JEFFERSON CITY — A Missouri lawmaker who has been critical of the state's job-creation enticements wants to put the governor in a high-risk, high-reward scenario when awarding seven-figure incentives for businesses to expand their payrolls.
Legislation filed Friday by Republican Rep. Jay Barnes would require Gov. Jay Nixon to personally sign off on all discretionary tax incentives of more than $1 million. If the projects succeed, the Democratic governor could enjoy the glory. If they fail, the governor would share some blame.
Barnes has dubbed his proposal the "Buck Stops Here Economic Development Tax Credit Reform" act.
In addition to putting the governor in the spotlight, the legislation would consolidate several existing business incentives into one new program that would give the Department of Economic Development and governor greater discretion in determining how much money to award to businesses.
"Creating that system of accountability, where any governor has to put his name at stake with an award, improves the system," said Barnes, of Jefferson City.
A spokesman for Nixon had no immediate comment Friday about the legislation.
Missouri's main job-creation program currently functions as an entitlement for employers who add a minimum number of jobs — ranging from 10 to 100, depending on the type of business — that pay at least average wages and cover at least half the employees' health insurance premiums. The incentives are paid only after a business creates the jobs.
The Missouri Quality Jobs Program authorized $578 million in incentives to create a projected 47,000 jobs from the program's inception in 2005 through last October, according to records provided last Friday to The Associated Press by the Department of Economic Development. Some of those jobs never panned out, and some businesses still have more time to make good on their projections. Through October, the state had paid out $116 million of incentives for 13,000 jobs.
Barnes' legislation would keep the framework of the Quality Jobs program by basing future incentives on the number of jobs created — or retained — that meet certain thresholds for wages and health insurance benefits.

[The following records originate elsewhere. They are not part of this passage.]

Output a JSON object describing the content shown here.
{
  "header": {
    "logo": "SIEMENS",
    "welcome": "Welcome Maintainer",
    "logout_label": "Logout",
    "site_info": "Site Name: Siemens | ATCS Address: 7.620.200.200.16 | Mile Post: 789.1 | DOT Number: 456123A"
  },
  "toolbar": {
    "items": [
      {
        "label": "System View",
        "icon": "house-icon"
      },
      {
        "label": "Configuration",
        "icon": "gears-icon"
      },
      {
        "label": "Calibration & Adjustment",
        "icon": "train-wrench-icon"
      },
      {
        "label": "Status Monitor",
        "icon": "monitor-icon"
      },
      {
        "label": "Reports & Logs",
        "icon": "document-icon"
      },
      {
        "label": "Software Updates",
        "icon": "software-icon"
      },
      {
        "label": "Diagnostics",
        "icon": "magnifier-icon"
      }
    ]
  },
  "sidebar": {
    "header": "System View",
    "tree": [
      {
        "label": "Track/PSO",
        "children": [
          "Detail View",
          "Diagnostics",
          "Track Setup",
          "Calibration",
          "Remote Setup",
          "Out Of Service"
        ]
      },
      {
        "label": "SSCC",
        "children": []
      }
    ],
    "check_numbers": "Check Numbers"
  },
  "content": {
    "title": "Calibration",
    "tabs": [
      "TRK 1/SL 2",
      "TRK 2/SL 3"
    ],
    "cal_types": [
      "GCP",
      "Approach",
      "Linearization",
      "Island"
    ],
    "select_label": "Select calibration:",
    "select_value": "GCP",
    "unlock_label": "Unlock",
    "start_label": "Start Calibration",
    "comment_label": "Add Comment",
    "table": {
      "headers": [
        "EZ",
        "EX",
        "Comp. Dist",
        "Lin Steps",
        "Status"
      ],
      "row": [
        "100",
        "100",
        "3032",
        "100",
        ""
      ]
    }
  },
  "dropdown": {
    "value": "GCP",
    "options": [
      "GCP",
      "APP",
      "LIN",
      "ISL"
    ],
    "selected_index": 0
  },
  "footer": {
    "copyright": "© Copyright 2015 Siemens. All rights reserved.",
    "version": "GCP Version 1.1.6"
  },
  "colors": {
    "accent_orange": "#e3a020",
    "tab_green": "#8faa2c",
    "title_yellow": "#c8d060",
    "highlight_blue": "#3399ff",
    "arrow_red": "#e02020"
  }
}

The amount of money businesses would be entitled to receive would be smaller than under the current program, but Barnes said the department would gain discretion to award applicants twice as much as is currently possible.
One of the factors department officials would have to consider in awarding enhanced benefits is the likelihood that a business would create the jobs or make a capital investment even without the state incentives. Whether there is competition to lure the businesses elsewhere also would have to be considered.
Barnes is chairman of the House Government Oversight and Accountability Committee, which began investigating Missouri's business incentives after the financial failure of an artificial sweetener facility in Moberly in 2011.
Nixon had said at a July 2010 news conference that Mamtek U.S. could eventually create more than 600 jobs at the Moberly site. But the company collapsed financially before construction was completed, causing Moberly to default on a $39 million bond issuance for the facility. The state had authorized $17 million of incentives but never paid them because the failure occurred before the company met the criteria for the incentives.
"The problem with the current system is there's no way for the department to stop an award on a project they know, or should know, is going to fail," Barnes said Friday.